So here we are a second time around. It was almost as bad of a week for my predictions as it was for the SEC. Granted, because I’m working bold, I don’t expect to hit 100 percent.

But it was a rough week. While there’s enough cupcake playing this week to launch a bakery, it won’t help my odds on bold predictions.

But still, there’s nowhere to go but up.

Right non-Bama/Georgia/A&M/Carolina SEC teams?

1. Western Kentucky will pass for more yards on Alabama than any SEC opponent this year: Don’t get me wrong. Western is not winning this game, not even coming close. But Jeff Brohm’s offense will make some plays and put up some points in Tuscaloosa. Alabama still wins by 30 or so, but Western will at least have a prettier box score than most Bama opponents.

2. Tennessee will rebound in a big way, win by 17: The game at Bristol will be an odd spectacle, but one thing looks sure: Tennessee can’t repeat week one’s performance as the world’s biggest hen (laying one hellacious giant egg). It says here in my book of wisdom that the Vols get stuff right, and win by 17. Somebody went even bolder …

3. Low-scoring lightning does not strike twice for South Carolina: Granted, I called for a Gamecock loss last week. I also predicted the under to perform well in USC/Vandy, and thus count myself only half wrong. Here’s a two-parter then, because Mississippi State is favored — the under prevails again this week, and Carolina doesn’t pull out another win. Dan Mullen doesn’t have Dak Prescott under center, but he’ll come up with enough offense to flummox Will Muschamp.

4. John Franklin III wins the Auburn QB job this week: I’ve never been on the Sean White bus. The Jeremy Johnson bus burned up somewhere on the back highways of Alabama in early 2015. The John Franklin III bus is running this weekend, and Gus Malzahn is pinning his job and the rest of the 2016 season on it.
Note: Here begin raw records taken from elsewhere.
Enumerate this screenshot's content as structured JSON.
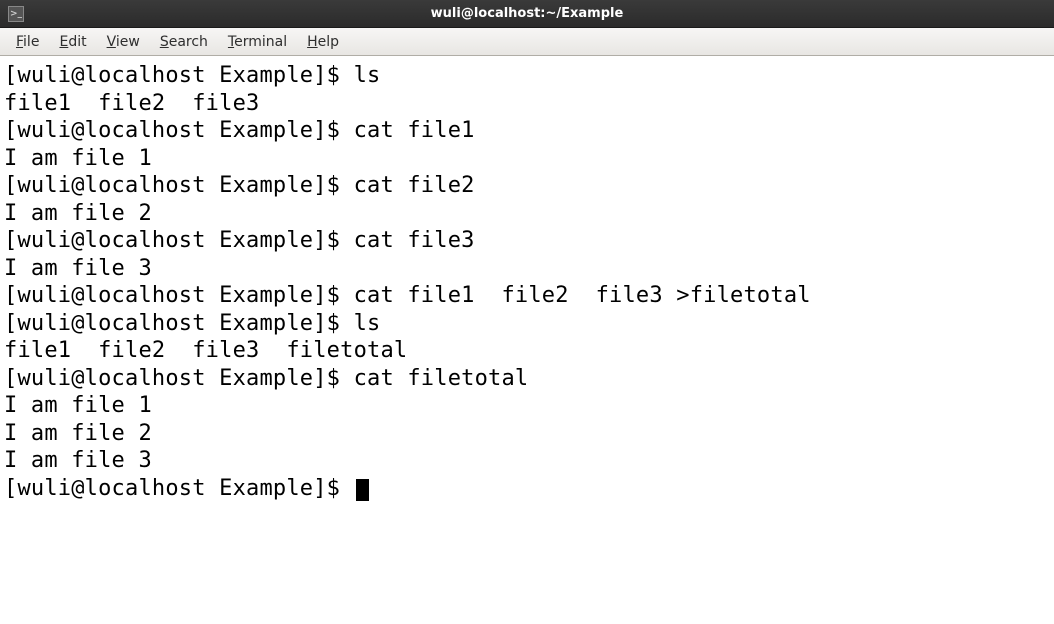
{
  "titlebar": {
    "title": "wuli@localhost:~/Example",
    "icon_glyph": ">_"
  },
  "menubar": {
    "items": [
      {
        "accel": "F",
        "rest": "ile"
      },
      {
        "accel": "E",
        "rest": "dit"
      },
      {
        "accel": "V",
        "rest": "iew"
      },
      {
        "accel": "S",
        "rest": "earch"
      },
      {
        "accel": "T",
        "rest": "erminal"
      },
      {
        "accel": "H",
        "rest": "elp"
      }
    ]
  },
  "session": {
    "prompt": "[wuli@localhost Example]$ ",
    "lines": [
      {
        "type": "cmd",
        "text": "ls"
      },
      {
        "type": "output",
        "text": "file1  file2  file3"
      },
      {
        "type": "cmd",
        "text": "cat file1"
      },
      {
        "type": "output",
        "text": "I am file 1"
      },
      {
        "type": "cmd",
        "text": "cat file2"
      },
      {
        "type": "output",
        "text": "I am file 2"
      },
      {
        "type": "cmd",
        "text": "cat file3"
      },
      {
        "type": "output",
        "text": "I am file 3"
      },
      {
        "type": "cmd",
        "text": "cat file1  file2  file3 >filetotal"
      },
      {
        "type": "cmd",
        "text": "ls"
      },
      {
        "type": "output",
        "text": "file1  file2  file3  filetotal"
      },
      {
        "type": "cmd",
        "text": "cat filetotal"
      },
      {
        "type": "output",
        "text": "I am file 1"
      },
      {
        "type": "output",
        "text": "I am file 2"
      },
      {
        "type": "output",
        "text": "I am file 3"
      },
      {
        "type": "prompt_cursor"
      }
    ]
  }
}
5. Fournette goes for 200, but Jacksonville State stays fairly close: I’m not thinking that Cam Cameron is a genius. I am thinking that having already watched one game be flushed down the toilet by Brandon Harris, he learns to not do that. Fournette will be out Fournette-ing this weekend (yes, it’s a verb, kids), but Jacksonville State has more talent than half of the FBS foes that the SEC plays this weekend, and will hang in the game well into the third quarter.
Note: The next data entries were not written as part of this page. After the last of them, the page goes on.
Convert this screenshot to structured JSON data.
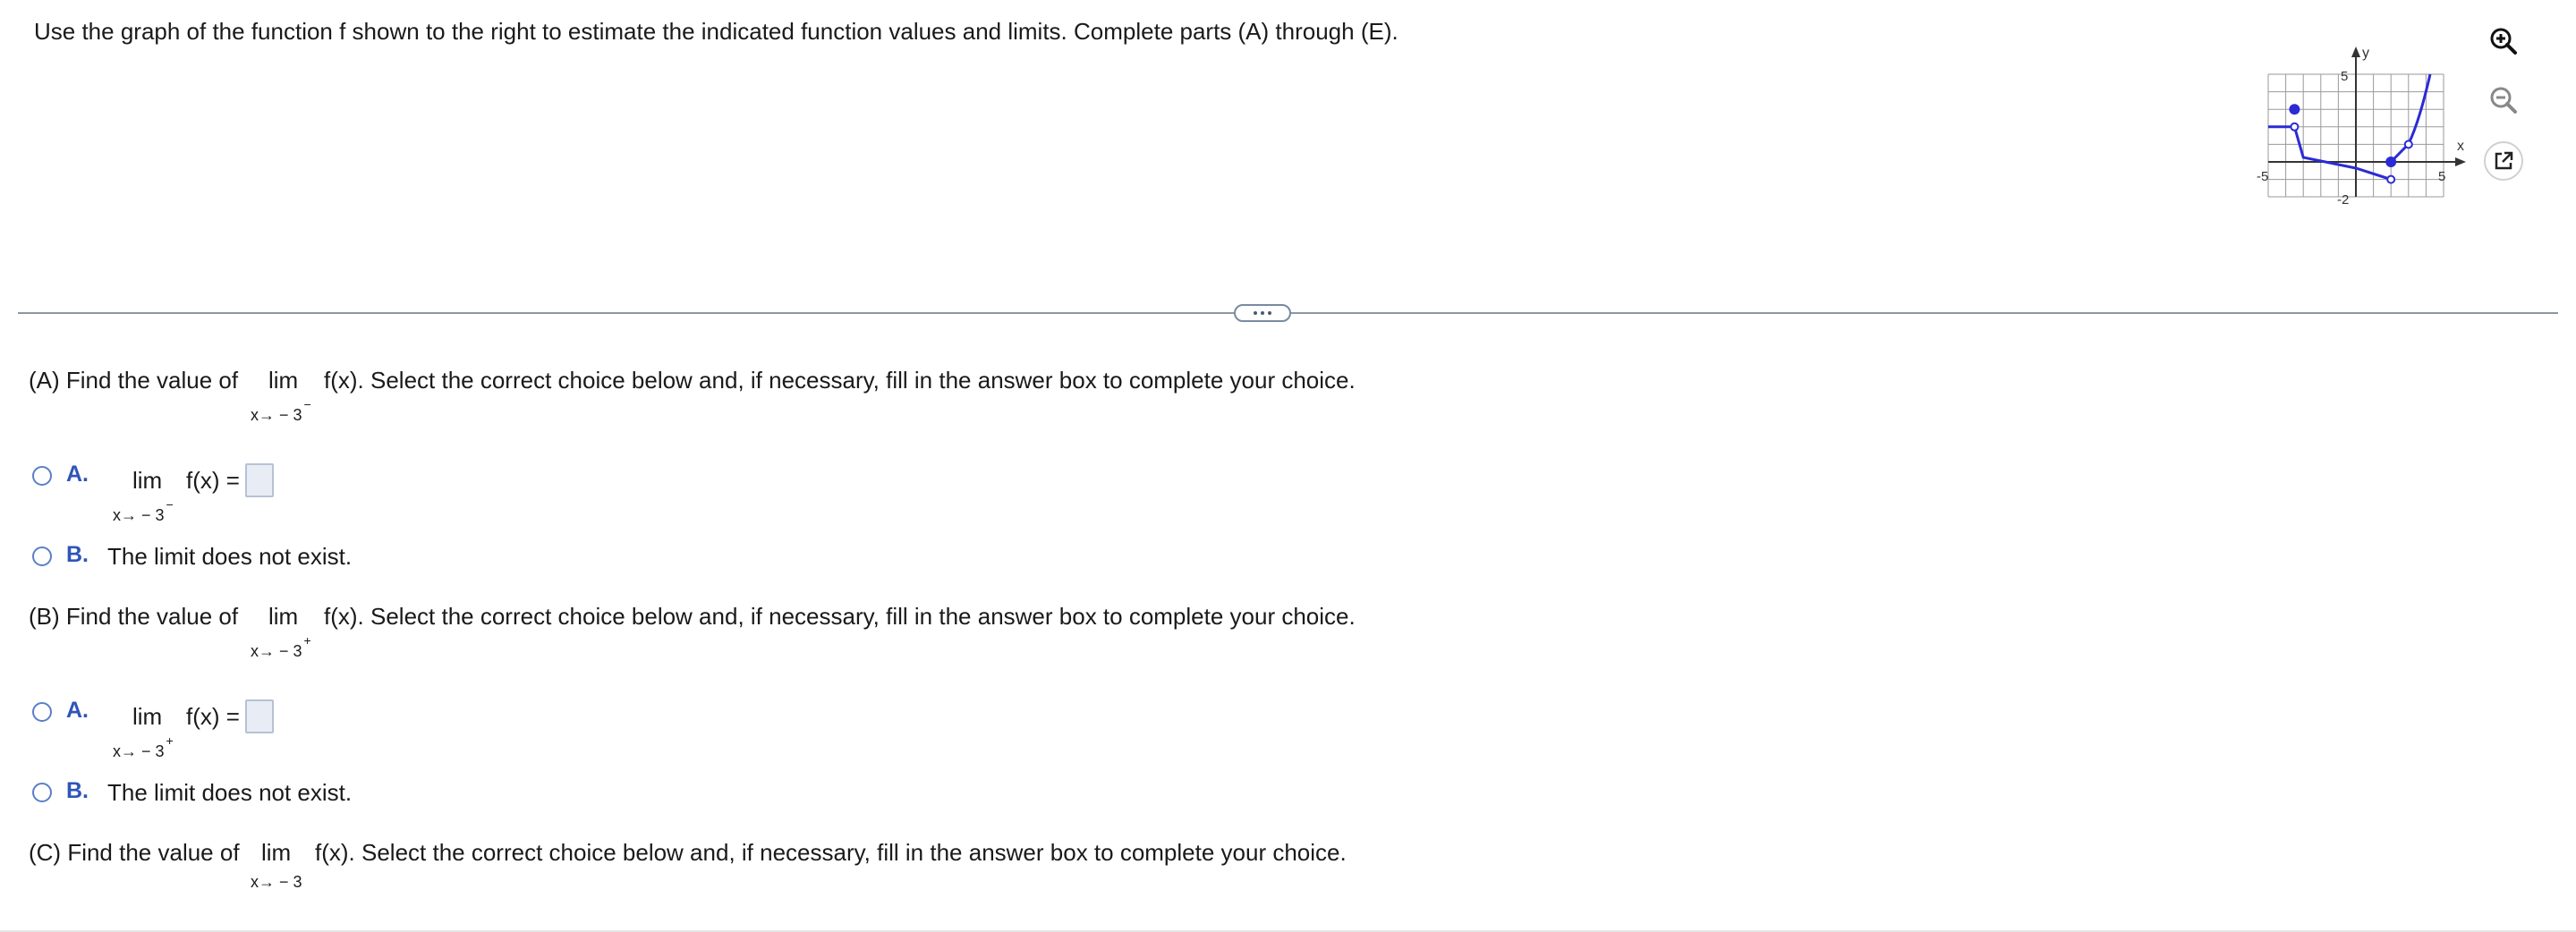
{
  "instructions": "Use the graph of the function f shown to the right to estimate the indicated function values and limits. Complete parts (A) through (E).",
  "graph": {
    "y_axis_label": "y",
    "x_axis_label": "x",
    "y_tick_top": "5",
    "y_tick_bottom": "-2",
    "x_tick_left": "-5",
    "x_tick_right": "5"
  },
  "toolbar": {
    "zoom_in": "zoom-in",
    "zoom_out": "zoom-out",
    "open_new": "open-external"
  },
  "partA": {
    "prompt_before": "(A) Find the value of",
    "lim": "lim",
    "sub": "x→ − 3",
    "sup": "−",
    "prompt_after": "f(x). Select the correct choice below and, if necessary, fill in the answer box to complete your choice.",
    "choiceA_letter": "A.",
    "choiceA_lim": "lim",
    "choiceA_expr": "f(x) =",
    "choiceA_sub": "x→ − 3",
    "choiceA_sup": "−",
    "choiceB_letter": "B.",
    "choiceB_text": "The limit does not exist."
  },
  "partB": {
    "prompt_before": "(B) Find the value of",
    "lim": "lim",
    "sub": "x→ − 3",
    "sup": "+",
    "prompt_after": "f(x). Select the correct choice below and, if necessary, fill in the answer box to complete your choice.",
    "choiceA_letter": "A.",
    "choiceA_lim": "lim",
    "choiceA_expr": "f(x) =",
    "choiceA_sub": "x→ − 3",
    "choiceA_sup": "+",
    "choiceB_letter": "B.",
    "choiceB_text": "The limit does not exist."
  },
  "partC": {
    "prompt_before": "(C) Find the value of",
    "lim": "lim",
    "sub": "x→ − 3",
    "prompt_after": "f(x). Select the correct choice below and, if necessary, fill in the answer box to complete your choice."
  }
}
6. Wofford takes the SEC’s biggest butt-kicking: Hugh Freeze won’t get mad, he’ll get even. Unfortunately for the Wofford Terriers, Florida State is back in Tallahassee. Expect a 60-point differential in this one, and Chad Kelly will have a stupid stat line. The Rebels will do whatever they need to do to get up for Alabama next weekend.

7. Trayveon Williams and Keith Ford EACH put up 100 yards of total offense for A&M: Poor Prairie View. It’s not their fault that they’re playing this for-pay-lottery matchup. They also couldn’t anticipate A&M changing from Quarterback U into a more balanced but explosive offense. That backfield is almost as good as those receivers. You’ll see it Saturday.
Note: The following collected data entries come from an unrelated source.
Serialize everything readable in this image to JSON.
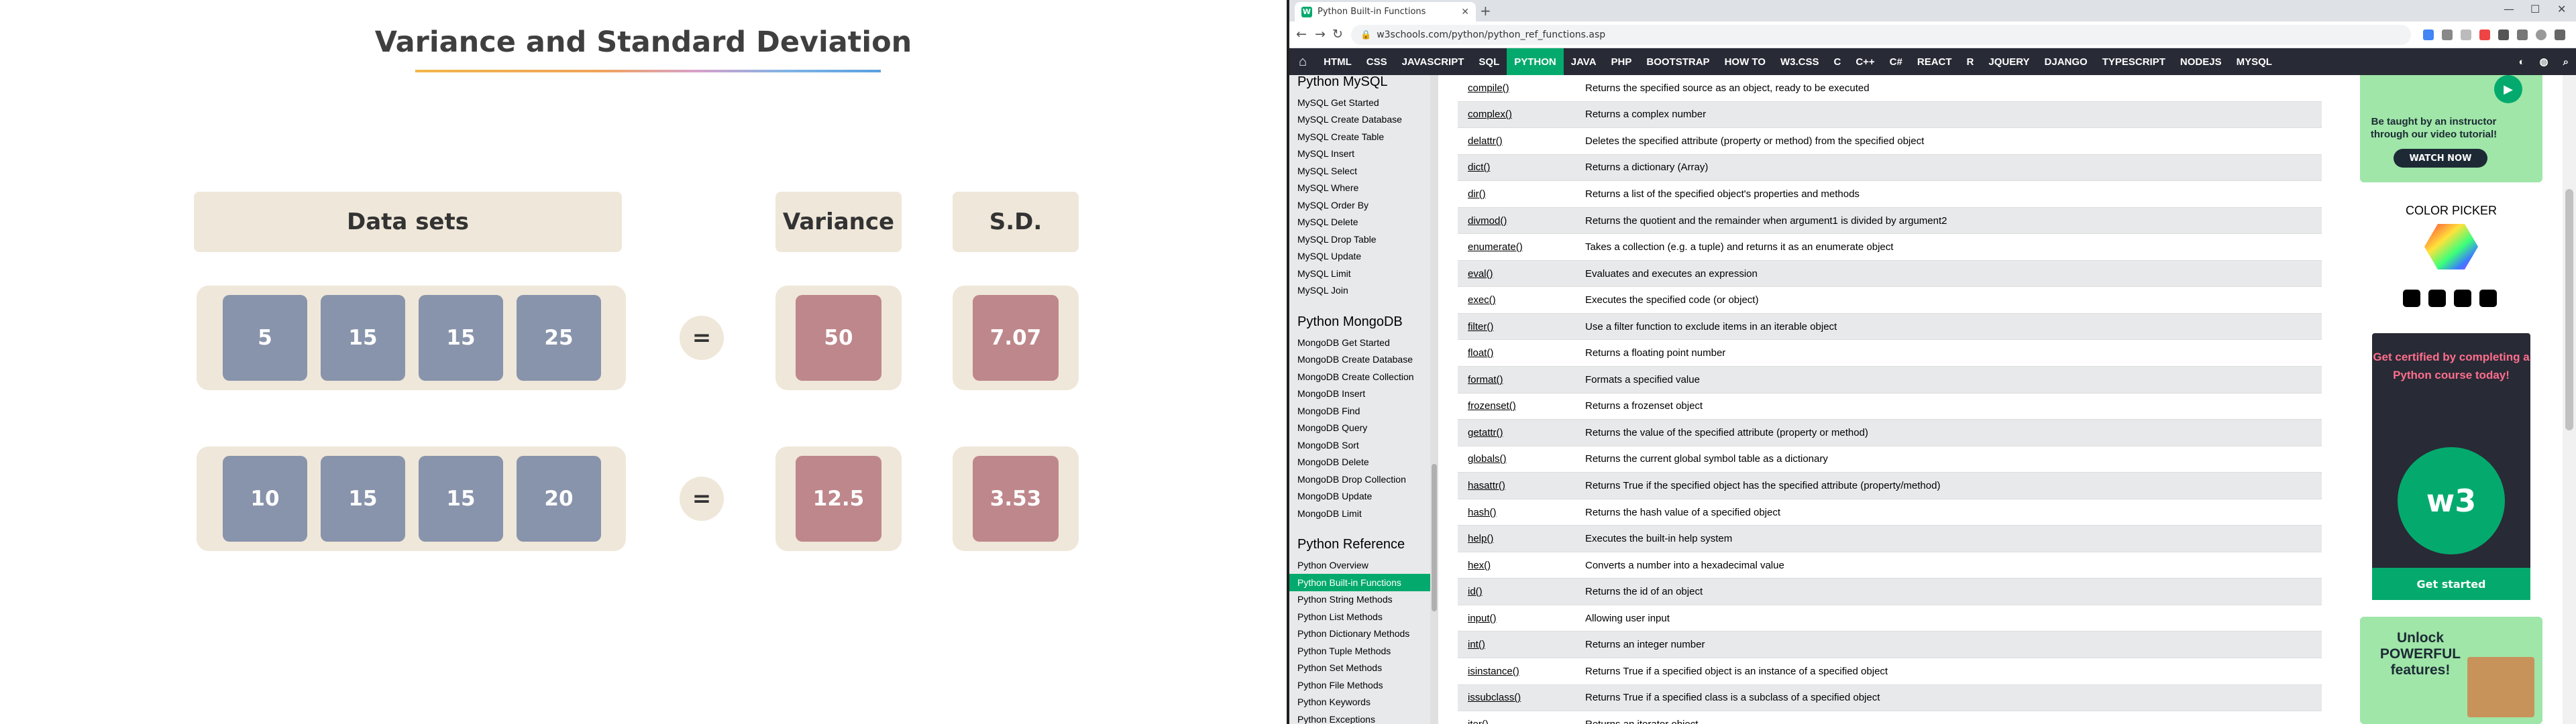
{
  "slide": {
    "title": "Variance and Standard Deviation",
    "headers": {
      "datasets": "Data sets",
      "variance": "Variance",
      "sd": "S.D."
    },
    "equals": "=",
    "rows": [
      {
        "values": [
          "5",
          "15",
          "15",
          "25"
        ],
        "variance": "50",
        "sd": "7.07"
      },
      {
        "values": [
          "10",
          "15",
          "15",
          "20"
        ],
        "variance": "12.5",
        "sd": "3.53"
      }
    ],
    "colors": {
      "tile_blue": "#8894ab",
      "tile_red": "#be878b",
      "panel": "#efe7d9"
    }
  },
  "browser": {
    "tab_title": "Python Built-in Functions",
    "url": "w3schools.com/python/python_ref_functions.asp",
    "nav": {
      "items": [
        "HTML",
        "CSS",
        "JAVASCRIPT",
        "SQL",
        "PYTHON",
        "JAVA",
        "PHP",
        "BOOTSTRAP",
        "HOW TO",
        "W3.CSS",
        "C",
        "C++",
        "C#",
        "REACT",
        "R",
        "JQUERY",
        "DJANGO",
        "TYPESCRIPT",
        "NODEJS",
        "MYSQL"
      ],
      "active": "PYTHON"
    },
    "sidebar": {
      "sections": [
        {
          "title": "Python MySQL",
          "items": [
            "MySQL Get Started",
            "MySQL Create Database",
            "MySQL Create Table",
            "MySQL Insert",
            "MySQL Select",
            "MySQL Where",
            "MySQL Order By",
            "MySQL Delete",
            "MySQL Drop Table",
            "MySQL Update",
            "MySQL Limit",
            "MySQL Join"
          ]
        },
        {
          "title": "Python MongoDB",
          "items": [
            "MongoDB Get Started",
            "MongoDB Create Database",
            "MongoDB Create Collection",
            "MongoDB Insert",
            "MongoDB Find",
            "MongoDB Query",
            "MongoDB Sort",
            "MongoDB Delete",
            "MongoDB Drop Collection",
            "MongoDB Update",
            "MongoDB Limit"
          ]
        },
        {
          "title": "Python Reference",
          "items": [
            "Python Overview",
            "Python Built-in Functions",
            "Python String Methods",
            "Python List Methods",
            "Python Dictionary Methods",
            "Python Tuple Methods",
            "Python Set Methods",
            "Python File Methods",
            "Python Keywords",
            "Python Exceptions"
          ]
        }
      ],
      "active": "Python Built-in Functions"
    },
    "functions": [
      {
        "name": "compile()",
        "desc": "Returns the specified source as an object, ready to be executed"
      },
      {
        "name": "complex()",
        "desc": "Returns a complex number"
      },
      {
        "name": "delattr()",
        "desc": "Deletes the specified attribute (property or method) from the specified object"
      },
      {
        "name": "dict()",
        "desc": "Returns a dictionary (Array)"
      },
      {
        "name": "dir()",
        "desc": "Returns a list of the specified object's properties and methods"
      },
      {
        "name": "divmod()",
        "desc": "Returns the quotient and the remainder when argument1 is divided by argument2"
      },
      {
        "name": "enumerate()",
        "desc": "Takes a collection (e.g. a tuple) and returns it as an enumerate object"
      },
      {
        "name": "eval()",
        "desc": "Evaluates and executes an expression"
      },
      {
        "name": "exec()",
        "desc": "Executes the specified code (or object)"
      },
      {
        "name": "filter()",
        "desc": "Use a filter function to exclude items in an iterable object"
      },
      {
        "name": "float()",
        "desc": "Returns a floating point number"
      },
      {
        "name": "format()",
        "desc": "Formats a specified value"
      },
      {
        "name": "frozenset()",
        "desc": "Returns a frozenset object"
      },
      {
        "name": "getattr()",
        "desc": "Returns the value of the specified attribute (property or method)"
      },
      {
        "name": "globals()",
        "desc": "Returns the current global symbol table as a dictionary"
      },
      {
        "name": "hasattr()",
        "desc": "Returns True if the specified object has the specified attribute (property/method)"
      },
      {
        "name": "hash()",
        "desc": "Returns the hash value of a specified object"
      },
      {
        "name": "help()",
        "desc": "Executes the built-in help system"
      },
      {
        "name": "hex()",
        "desc": "Converts a number into a hexadecimal value"
      },
      {
        "name": "id()",
        "desc": "Returns the id of an object"
      },
      {
        "name": "input()",
        "desc": "Allowing user input"
      },
      {
        "name": "int()",
        "desc": "Returns an integer number"
      },
      {
        "name": "isinstance()",
        "desc": "Returns True if a specified object is an instance of a specified object"
      },
      {
        "name": "issubclass()",
        "desc": "Returns True if a specified class is a subclass of a specified object"
      },
      {
        "name": "iter()",
        "desc": "Returns an iterator object"
      }
    ],
    "ads": {
      "video_text": "Be taught by an instructor through our video tutorial!",
      "video_button": "WATCH NOW",
      "color_picker": "COLOR PICKER",
      "cert_text": "Get certified by completing a Python course today!",
      "cert_badge": "w3",
      "cert_button": "Get started",
      "unlock_text": "Unlock POWERFUL features!"
    },
    "colors": {
      "accent": "#04aa6d",
      "nav_bg": "#282a35",
      "sidebar_bg": "#e7e9eb"
    }
  }
}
8. Arkansas will lead in the second half, but will lose to TCU: This won’t be a bad loss, and I like playing the game. The Razorbacks will grow up a lot against a good opponent, even when they don’t pull off the upset. Will be watching to see if Arkansas again manages a total of zero 20+ yard offensive plays — I’ll say they put up five, but still lose.

9. Nick Chubb will average 10+ yards per carry, but still won’t lead the SEC in rushing in Week 2: He’s still a Heisman candidate, and given the way the East looks — and West foes Ole Miss and Auburn look — he can be forgiven for resting some in this one. But the best Bulldog will get his yards and get out early. Meanwhile, the Jacob Eason train is rolling out of the station with another big day.

10. Florida will beat Kentucky for the 30th time in a row — but they won’t cover the spread, and they’ll be outrushed: See, this is how I roll. I said something that almost nobody disagrees with, but then back it up with two things that seem a little crazy. I’m not at all sold on this Gators offense, and I think Kentucky’s answer to their horrific defensive woes, at least in part, is relying on their ground game to better control clock. So that’s a 3-parter — Florida wins, but by 10 or fewer, and UK outrushes them.

11. Missouri will beat Eastern Michigan, but won’t score 30 points: The Tigers had a ton of Week 1 yardage, but it was empty yardage. Their special teams were bad, their offense couldn’t cash in in meaningful opportunities, and their only touchdown came in garbage time. Even Eastern Michigan can’t change a bad offense. This game will be the ugliest in Week 2, a dismal 24-7 type of game.

12. Vanderbilt loses: Yeah, it’s a home game. In a half-empty stadium a handful of miles from the other school’s campus. When people look back at their SEC predictions by, say, mid-October, they’ll wonder why on earth they had Vandy No. 4 in the East. The coach’s kid for MTSU with the huge passing stats (Brent Stockstill) will put up enough offense to leave Vandy wondering where it went wrong.